I would therefore like to suggest that housing IT providers and housing providers’ IT directors should begin to actively plan and think about implementing the pay-to-stay scheme during the 2017/18 rent year. I had a workshop in July this year to look at the systems enhancements that would be needed to implement this new scheme and they are fairly major. We will need to hold earnings data at an individual person level and not just at a tenancy level. Because the definition of a household being used by the DCLG is the tenant and joint tenants plus their partners, this means that we will need to hold this earnings information for not just those people formally named on the tenancy agreement, but also for any other adults living in the household.
Each year, housing providers will be required to write to any tenants not receiving housing benefit asking them to provide details of who lives in the property along with their NI number, date of birth and taxable earnings.
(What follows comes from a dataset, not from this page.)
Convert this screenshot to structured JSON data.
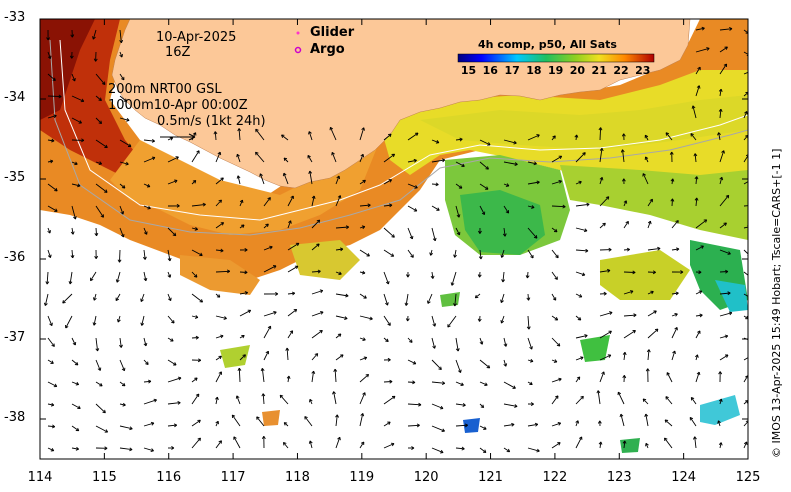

Some housing professionals say that tenants simply won’t provide the information needed. But if they don’t do so, they will be expected to pay the full market rent from the point the scheme becomes active. This means that in addition to gathering earnings data, housing providers will also need to agree a method for determining the market rent of all of their properties. I have been looking on the Rightmove website for ex-council properties for rent and have discovered that in Solihull, the market rent can be 55-85 per cent higher than the social rent that tenants are currently paying. This would mean that in some parts of Solihull, if tenants don’t provide the information as requested, they could see their rent increase by as much as £100 per week.
Housing providers who want to avoid unnecessary hardship and stress for their tenants need to begin actively planning now how they will capture the necessary data and how they will ensure that vulnerable tenants are supported.
After the rent increase letter goes out, the tenant will have 28 days to appeal. They can appeal on one of three grounds. If they believe their landlord has made a mistake in calculating their household income, they can write to them with evidence of their correct income. If the tenant believes the landlord has incorrectly applied the taper, they can appeal on those ground too. Or if they believe that the market rent the landlord has calculated for their property is too high, they can appeal against this.
However, if their earnings are just above a £31,000 threshold, it’s unlikely that this will make much difference to the rent they pay. Tenants also need to be aware that if they appeal the market rent, their rent can go up as well as down as a result of the appeal and that if they ask for an impartial assessment to be made by the Property Chamber then they may be charged an administrative cost for the appeal.
Section 83 of the Housing and Planning Act states: “HMRC may disclose information for the purpose of enabling a registered provider of social housing to determine whether it is obliged by rent regulations to charge a tenant a specific level of rent and what that level is”.
The DCLG and HMRC are now working with local authorities to understand how the data-sharing powers of HMRC could be used to support income collection and verification.
At this point, there is also a big question mark over whether the major IT systems providers will have made the necessary changes to their systems in time for the implementation of the scheme. I therefore have the following three pieces of advice for senior housing and IT managers.
Begin planning now – You will probably need to contact around 30-40 per cent of your tenants (i.e. those who don’t receive housing benefit). If people don’t respond with the required information, they could see dramatic rent increases and suffer unnecessary hardship, so begin planning now how you’re going to contact those tenants.
Develop temporary solutions – Assume that your systems providers won’t have developed fully-working solutions to help you manage this scheme in time for you to begin recording the information. So you’re going to have to think about using Access databases or spreadsheets!
Keep it as simple as possible – In time, systems and interfaces will be developed to validate the earnings information that tenants provide. Best-practice methods for determining the market rent of properties are also likely to evolve over time. However in the short term, the best advice is to try not to ‘over-think’ things, such as using proportionate common sense approaches to determine your market rents.
Chris Deery is head of ICT at Solihull Community Housing.